Commercial parts (AD620, INA128) integrate the network with matched resistors, achieving common-mode rejection ratios above 100 dB.

Chapter 7: Transducers and Data Acquisition

7.1 Transducers

A transducer converts a physical quantity into an electrical one. Common types include:

Transducer	Measures	Principle
Strain gauge	Strain	Change in resistance of a foil under deformation
Thermocouple	Temperature	Seebeck voltage at a junction of dissimilar metals
RTD	Temperature	Resistance of platinum varies linearly with \(T\)
Thermistor	Temperature	Semiconductor resistance varies exponentially with \(T\)
Photodiode	Light	Reverse current proportional to photon flux
LVDT	Displacement	Mutual inductance between primary and two secondaries
Piezoelectric	Force, pressure, acceleration	Charge generated by crystal deformation

A Wheatstone bridge converts small resistance changes into differential voltage. For a single active arm with nominal resistance \(R\) and fractional change \(\Delta R/R\), and three identical passive arms, the bridge output with excitation \(V_{ex}\) is approximately

\[ V_{out} \approx \frac{V_{ex}}{4}\,\frac{\Delta R}{R}. \]

7.2 Resolution, Precision, Accuracy

Resolution is the smallest change a measurement system can detect. Precision (repeatability) is the spread of readings of the same quantity. Accuracy is closeness to the true value; it combines systematic (bias) and random errors. An n-bit analog-to-digital converter spanning full-scale voltage \(V_{FS}\) has resolution \(V_{FS}/2^n\). A 12-bit ADC on a 5 V span resolves 1.22 mV per count.

7.3 Signal Conditioning and Sampling

A typical data acquisition chain is transducer → instrumentation amplifier → low-pass anti-aliasing filter → sample-and-hold → ADC → digital processing.

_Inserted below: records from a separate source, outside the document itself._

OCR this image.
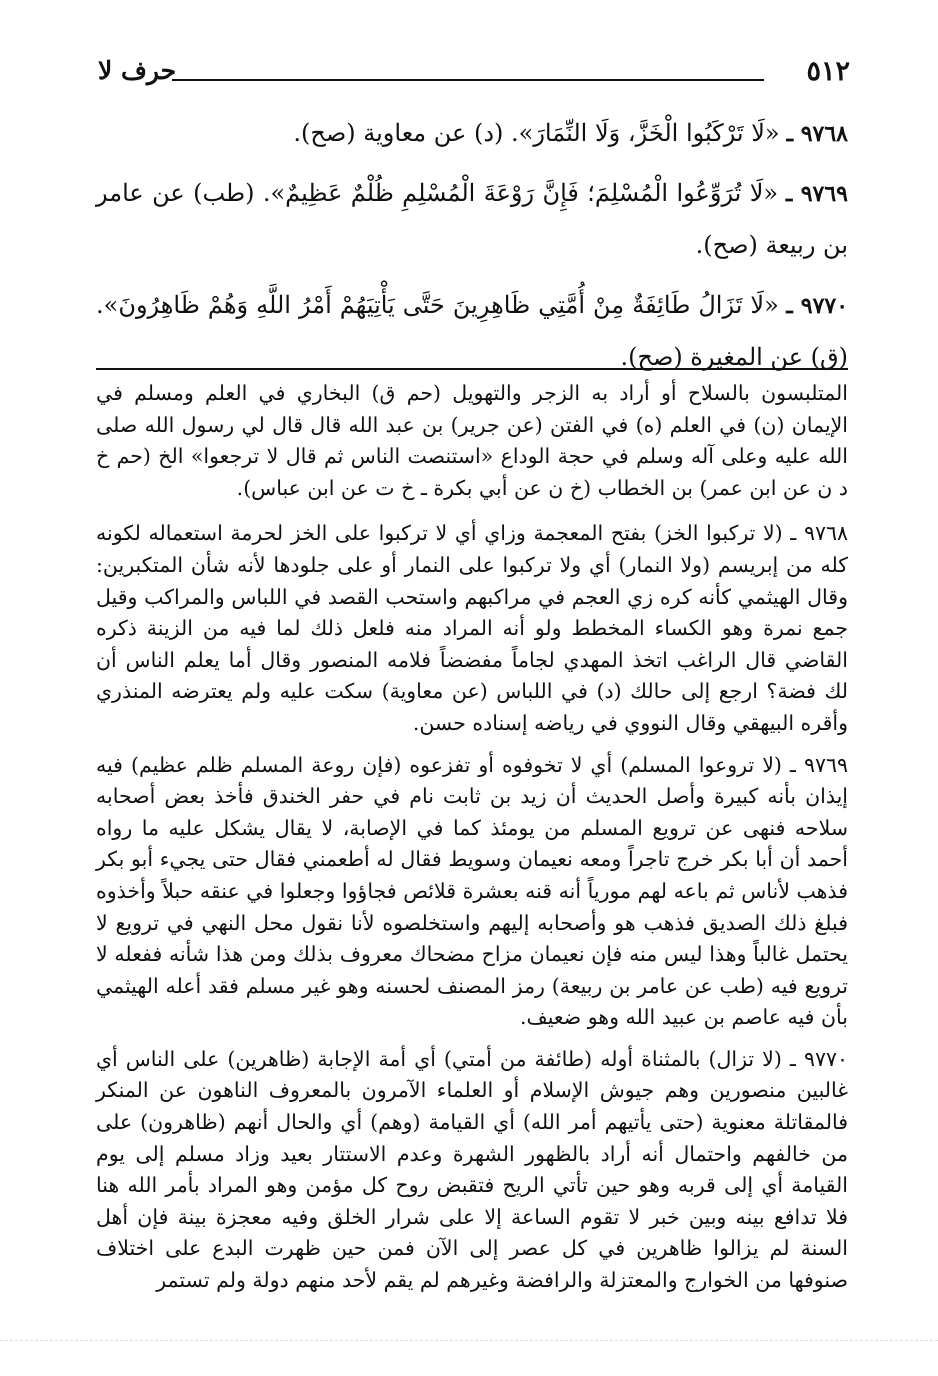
٥١٢
حرف لا

٩٧٦٨ ـ «لَا تَرْكَبُوا الْخَزَّ، وَلَا النِّمَارَ». (د) عن معاوية (صح).

٩٧٦٩ ـ «لَا تُرَوِّعُوا الْمُسْلِمَ؛ فَإِنَّ رَوْعَةَ الْمُسْلِمِ ظُلْمٌ عَظِيمٌ». (طب) عن عامر بن ربيعة (صح).

٩٧٧٠ ـ «لَا تَزَالُ طَائِفَةٌ مِنْ أُمَّتِي ظَاهِرِينَ حَتَّى يَأْتِيَهُمْ أَمْرُ اللَّهِ وَهُمْ ظَاهِرُونَ». (ق) عن المغيرة (صح).

المتلبسون بالسلاح أو أراد به الزجر والتهويل (حم ق) البخاري في العلم ومسلم في الإيمان (ن) في العلم (ه) في الفتن (عن جرير) بن عبد الله قال قال لي رسول الله صلى الله عليه وعلى آله وسلم في حجة الوداع «استنصت الناس ثم قال لا ترجعوا» الخ (حم خ د ن عن ابن عمر) بن الخطاب (خ ن عن أبي بكرة ـ خ ت عن ابن عباس).

٩٧٦٨ ـ (لا تركبوا الخز) بفتح المعجمة وزاي أي لا تركبوا على الخز لحرمة استعماله لكونه كله من إبريسم (ولا النمار) أي ولا تركبوا على النمار أو على جلودها لأنه شأن المتكبرين: وقال الهيثمي كأنه كره زي العجم في مراكبهم واستحب القصد في اللباس والمراكب وقيل جمع نمرة وهو الكساء المخطط ولو أنه المراد منه فلعل ذلك لما فيه من الزينة ذكره القاضي قال الراغب اتخذ المهدي لجاماً مفضضاً فلامه المنصور وقال أما يعلم الناس أن لك فضة؟ ارجع إلى حالك (د) في اللباس (عن معاوية) سكت عليه ولم يعترضه المنذري وأقره البيهقي وقال النووي في رياضه إسناده حسن.

٩٧٦٩ ـ (لا تروعوا المسلم) أي لا تخوفوه أو تفزعوه (فإن روعة المسلم ظلم عظيم) فيه إيذان بأنه كبيرة وأصل الحديث أن زيد بن ثابت نام في حفر الخندق فأخذ بعض أصحابه سلاحه فنهى عن ترويع المسلم من يومئذ كما في الإصابة، لا يقال يشكل عليه ما رواه أحمد أن أبا بكر خرج تاجراً ومعه نعيمان وسويط فقال له أطعمني فقال حتى يجيء أبو بكر فذهب لأناس ثم باعه لهم مورياً أنه قنه بعشرة قلائص فجاؤوا وجعلوا في عنقه حبلاً وأخذوه فبلغ ذلك الصديق فذهب هو وأصحابه إليهم واستخلصوه لأنا نقول محل النهي في ترويع لا يحتمل غالباً وهذا ليس منه فإن نعيمان مزاح مضحاك معروف بذلك ومن هذا شأنه ففعله لا ترويع فيه (طب عن عامر بن ربيعة) رمز المصنف لحسنه وهو غير مسلم فقد أعله الهيثمي بأن فيه عاصم بن عبيد الله وهو ضعيف.

٩٧٧٠ ـ (لا تزال) بالمثناة أوله (طائفة من أمتي) أي أمة الإجابة (ظاهرين) على الناس أي غالبين منصورين وهم جيوش الإسلام أو العلماء الآمرون بالمعروف الناهون عن المنكر فالمقاتلة معنوية (حتى يأتيهم أمر الله) أي القيامة (وهم) أي والحال أنهم (ظاهرون) على من خالفهم واحتمال أنه أراد بالظهور الشهرة وعدم الاستتار بعيد وزاد مسلم إلى يوم القيامة أي إلى قربه وهو حين تأتي الريح فتقبض روح كل مؤمن وهو المراد بأمر الله هنا فلا تدافع بينه وبين خبر لا تقوم الساعة إلا على شرار الخلق وفيه معجزة بينة فإن أهل السنة لم يزالوا ظاهرين في كل عصر إلى الآن فمن حين ظهرت البدع على اختلاف صنوفها من الخوارج والمعتزلة والرافضة وغيرهم لم يقم لأحد منهم دولة ولم تستمر
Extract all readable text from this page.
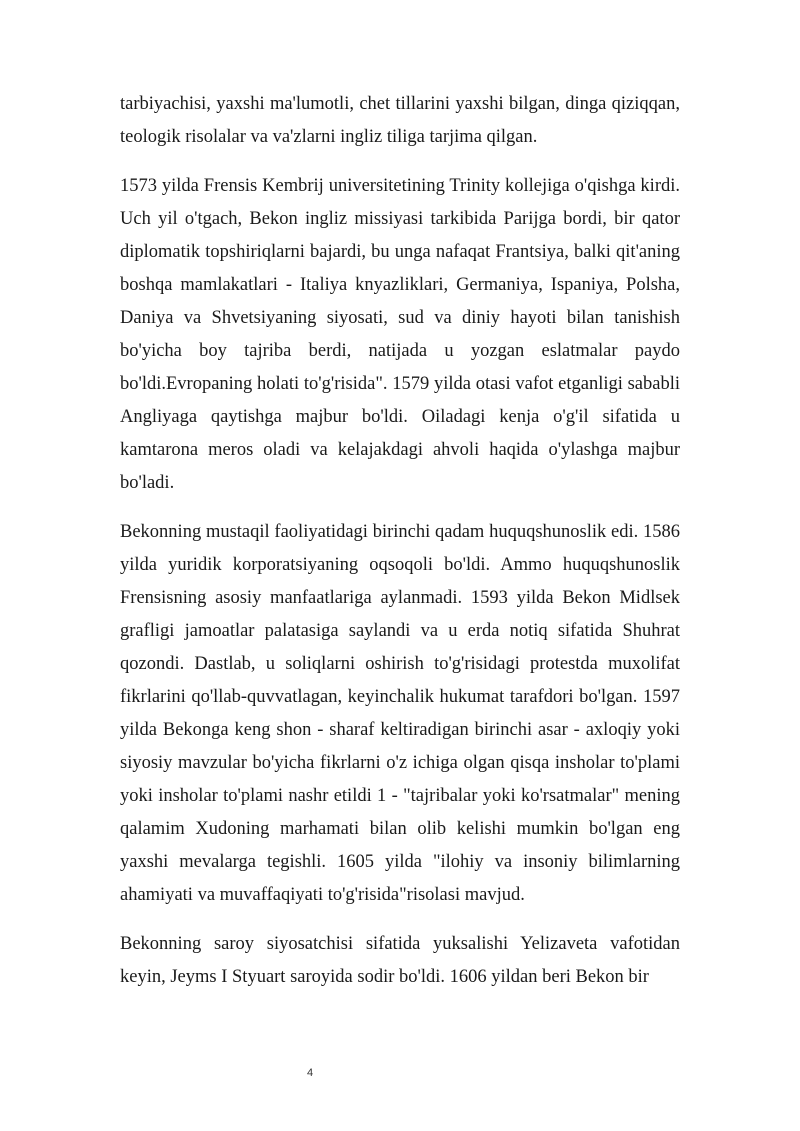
tarbiyachisi, yaxshi ma'lumotli, chet tillarini yaxshi bilgan, dinga qiziqqan, teologik risolalar va va'zlarni ingliz tiliga tarjima qilgan.

1573 yilda Frensis Kembrij universitetining Trinity kollejiga o'qishga kirdi. Uch yil o'tgach, Bekon ingliz missiyasi tarkibida Parijga bordi, bir qator diplomatik topshiriqlarni bajardi, bu unga nafaqat Frantsiya, balki qit'aning boshqa mamlakatlari - Italiya knyazliklari, Germaniya, Ispaniya, Polsha, Daniya va Shvetsiyaning siyosati, sud va diniy hayoti bilan tanishish bo'yicha boy tajriba berdi, natijada u yozgan eslatmalar paydo bo'ldi.Evropaning holati to'g'risida". 1579 yilda otasi vafot etganligi sababli Angliyaga qaytishga majbur bo'ldi. Oiladagi kenja o'g'il sifatida u kamtarona meros oladi va kelajakdagi ahvoli haqida o'ylashga majbur bo'ladi.

Bekonning mustaqil faoliyatidagi birinchi qadam huquqshunoslik edi. 1586 yilda yuridik korporatsiyaning oqsoqoli bo'ldi. Ammo huquqshunoslik Frensisning asosiy manfaatlariga aylanmadi. 1593 yilda Bekon Midlsek grafligi jamoatlar palatasiga saylandi va u erda notiq sifatida Shuhrat qozondi. Dastlab, u soliqlarni oshirish to'g'risidagi protestda muxolifat fikrlarini qo'llab-quvvatlagan, keyinchalik hukumat tarafdori bo'lgan. 1597 yilda Bekonga keng shon - sharaf keltiradigan birinchi asar - axloqiy yoki siyosiy mavzular bo'yicha fikrlarni o'z ichiga olgan qisqa insholar to'plami yoki insholar to'plami nashr etildi 1 - "tajribalar yoki ko'rsatmalar" mening qalamim Xudoning marhamati bilan olib kelishi mumkin bo'lgan eng yaxshi mevalarga tegishli. 1605 yilda "ilohiy va insoniy bilimlarning ahamiyati va muvaffaqiyati to'g'risida"risolasi mavjud.

Bekonning saroy siyosatchisi sifatida yuksalishi Yelizaveta vafotidan keyin, Jeyms I Styuart saroyida sodir bo'ldi. 1606 yildan beri Bekon bir

4
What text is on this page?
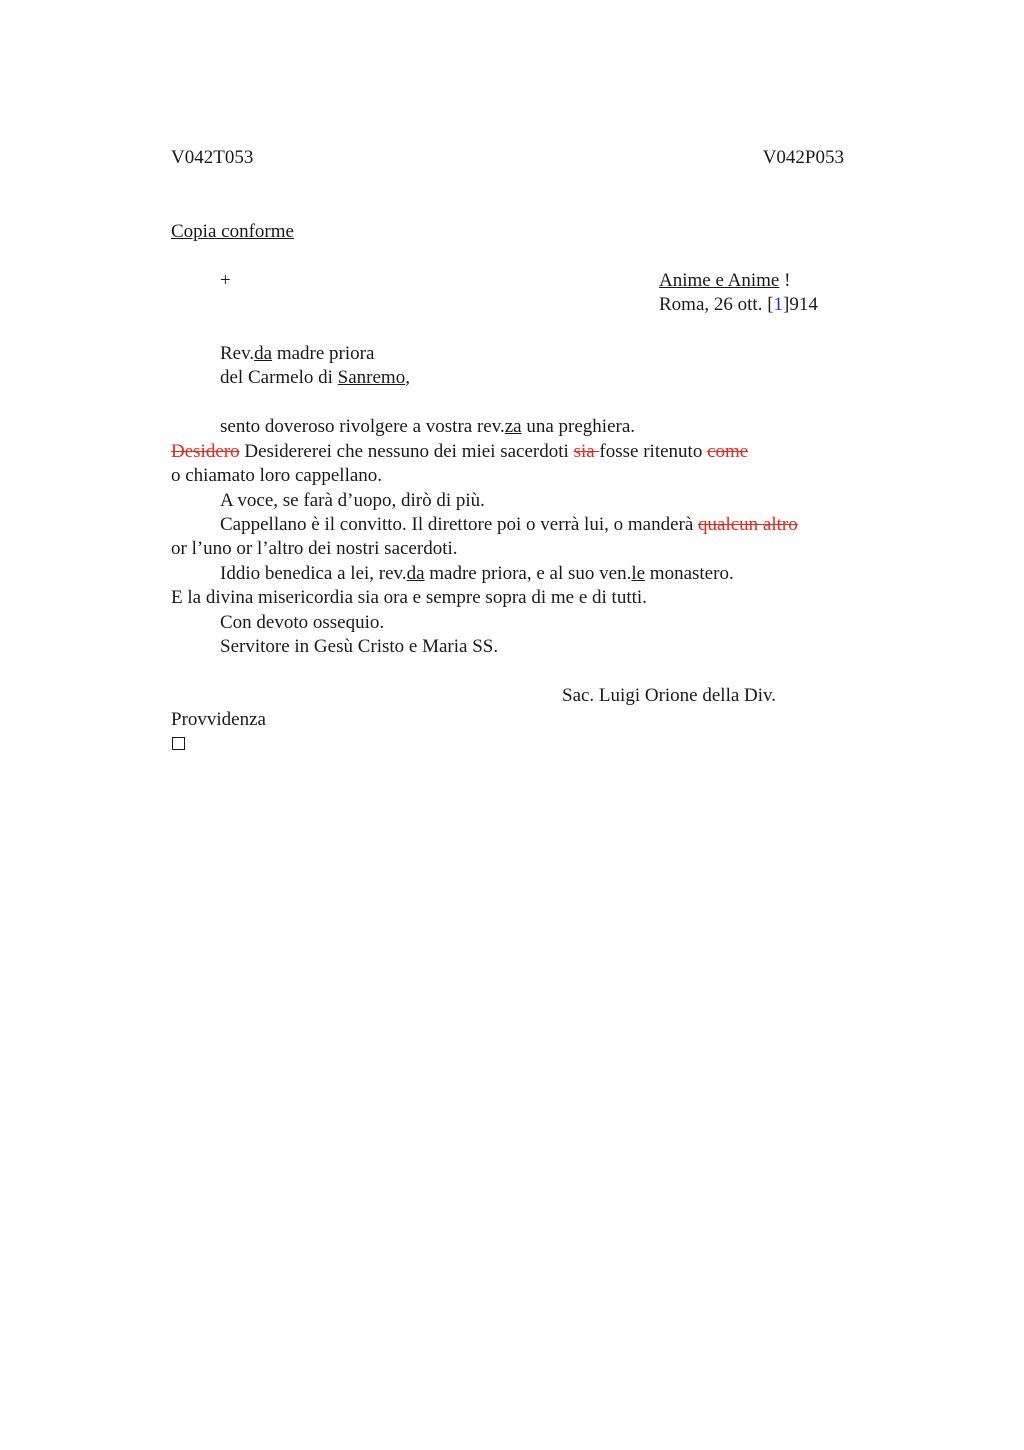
V042T053	V042P053
Copia conforme
+	Anime e Anime !
Roma, 26 ott. [1]914
Rev.da madre priora
del Carmelo di Sanremo,
sento doveroso rivolgere a vostra rev.za una preghiera.
Desidero Desidererei che nessuno dei miei sacerdoti sia fosse ritenuto come
o chiamato loro cappellano.
A voce, se farà d’uopo, dirò di più.
Cappellano è il convitto. Il direttore poi o verrà lui, o manderà qualcun altro
or l’uno or l’altro dei nostri sacerdoti.
Iddio benedica a lei, rev.da madre priora, e al suo ven.le monastero.
E la divina misericordia sia ora e sempre sopra di me e di tutti.
Con devoto ossequio.
Servitore in Gesù Cristo e Maria SS.
Sac. Luigi Orione della Div.
Provvidenza
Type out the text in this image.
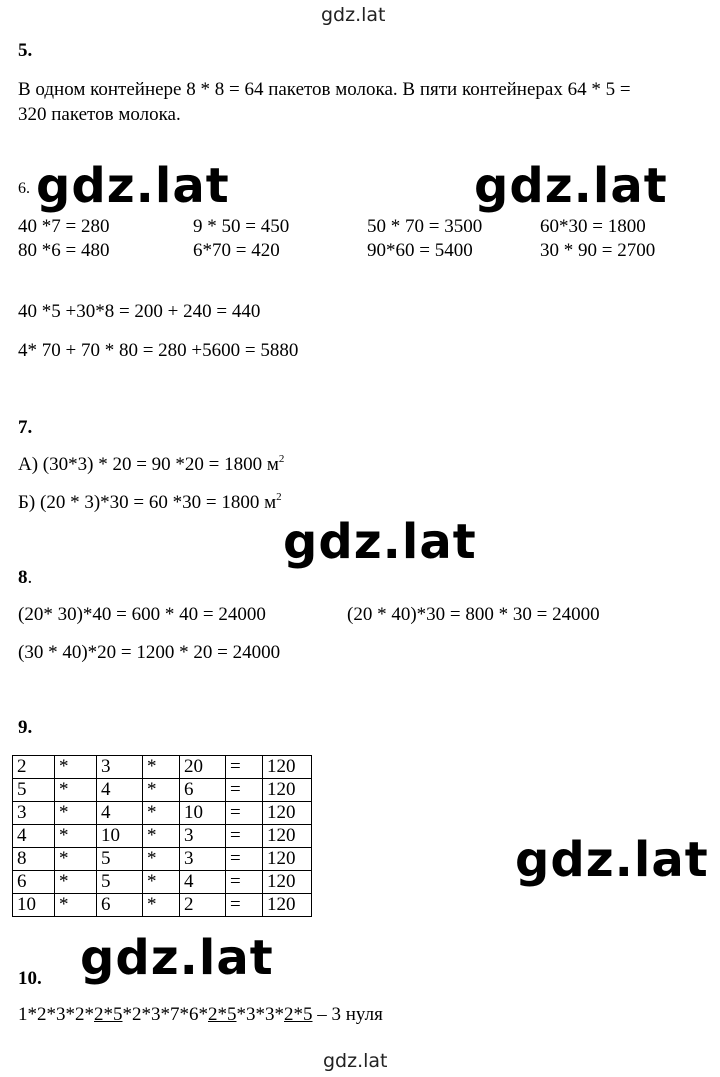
gdz.lat
5.
В одном контейнере 8 * 8 = 64 пакетов молока. В пяти контейнерах 64 * 5 =
320 пакетов молока.
6. gdz.lat	gdz.lat
40 *7 = 280	9 * 50 = 450	50 * 70 = 3500	60*30 = 1800
80 *6 = 480	6*70 = 420	90*60 = 5400	30 * 90 = 2700
40 *5 +30*8 = 200 + 240 = 440
4* 70 + 70 * 80 = 280 +5600 = 5880
7.
А) (30*3) * 20 = 90 *20 = 1800 $м^2$
Б) (20 * 3)*30 = 60 *30 = 1800 $м^2$
gdz.lat
8.
(20* 30)*40 = 600 * 40 = 24000	(20 * 40)*30 = 800 * 30 = 24000
(30 * 40)*20 = 1200 * 20 = 24000
9.
2	*	3	*	20	=	120
5	*	4	*	6	=	120
3	*	4	*	10	=	120
4	*	10	*	3	=	120
8	*	5	*	3	=	120
6	*	5	*	4	=	120
10	*	6	*	2	=	120
gdz.lat
10. gdz.lat
1*2*3*2*2*5*2*3*7*6*2*5*3*3*2*5 – 3 нуля
gdz.lat
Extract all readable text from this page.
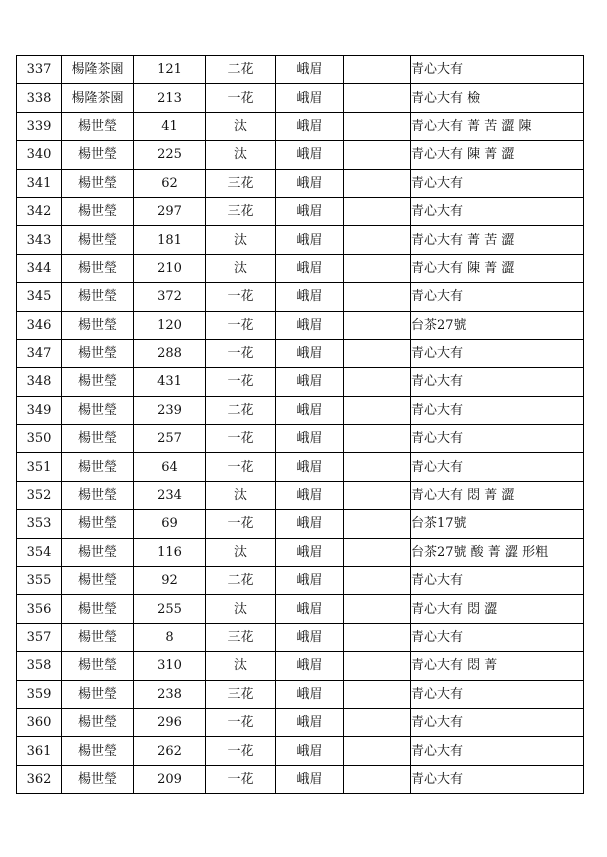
337	楊隆茶園	121	二花	峨眉		青心大有
338	楊隆茶園	213	一花	峨眉		青心大有 檢
339	楊世瑩	41	汰	峨眉		青心大有 菁 苦 澀 陳
340	楊世瑩	225	汰	峨眉		青心大有 陳 菁 澀
341	楊世瑩	62	三花	峨眉		青心大有
342	楊世瑩	297	三花	峨眉		青心大有
343	楊世瑩	181	汰	峨眉		青心大有 菁 苦 澀
344	楊世瑩	210	汰	峨眉		青心大有 陳 菁 澀
345	楊世瑩	372	一花	峨眉		青心大有
346	楊世瑩	120	一花	峨眉		台茶27號
347	楊世瑩	288	一花	峨眉		青心大有
348	楊世瑩	431	一花	峨眉		青心大有
349	楊世瑩	239	二花	峨眉		青心大有
350	楊世瑩	257	一花	峨眉		青心大有
351	楊世瑩	64	一花	峨眉		青心大有
352	楊世瑩	234	汰	峨眉		青心大有 悶 菁 澀
353	楊世瑩	69	一花	峨眉		台茶17號
354	楊世瑩	116	汰	峨眉		台茶27號 酸 菁 澀 形粗
355	楊世瑩	92	二花	峨眉		青心大有
356	楊世瑩	255	汰	峨眉		青心大有 悶 澀
357	楊世瑩	8	三花	峨眉		青心大有
358	楊世瑩	310	汰	峨眉		青心大有 悶 菁
359	楊世瑩	238	三花	峨眉		青心大有
360	楊世瑩	296	一花	峨眉		青心大有
361	楊世瑩	262	一花	峨眉		青心大有
362	楊世瑩	209	一花	峨眉		青心大有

The Nyquist criterion requires sampling at more than twice the highest frequency component in the signal; aliasing below Nyquist corrupts reconstructed data and cannot be undone after sampling. Anti-aliasing filters are therefore non-negotiable.

Chapter 8: Uncertainty and Practice

The final output of any measurement carries an uncertainty. For a computed quantity \(y = f(x_1, x_2, \ldots, x_n)\) whose inputs have standard uncertainties \(u_i\), the combined standard uncertainty under the assumption of independent inputs is

\[ u_y = \sqrt{\sum_{i=1}^{n}\left(\frac{\partial f}{\partial x_i}\right)^2 u_i^2}. \]

Engineering practice requires not only computing a number but stating its uncertainty honestly, traceable to national standards. This discipline separates measurement engineering from guesswork.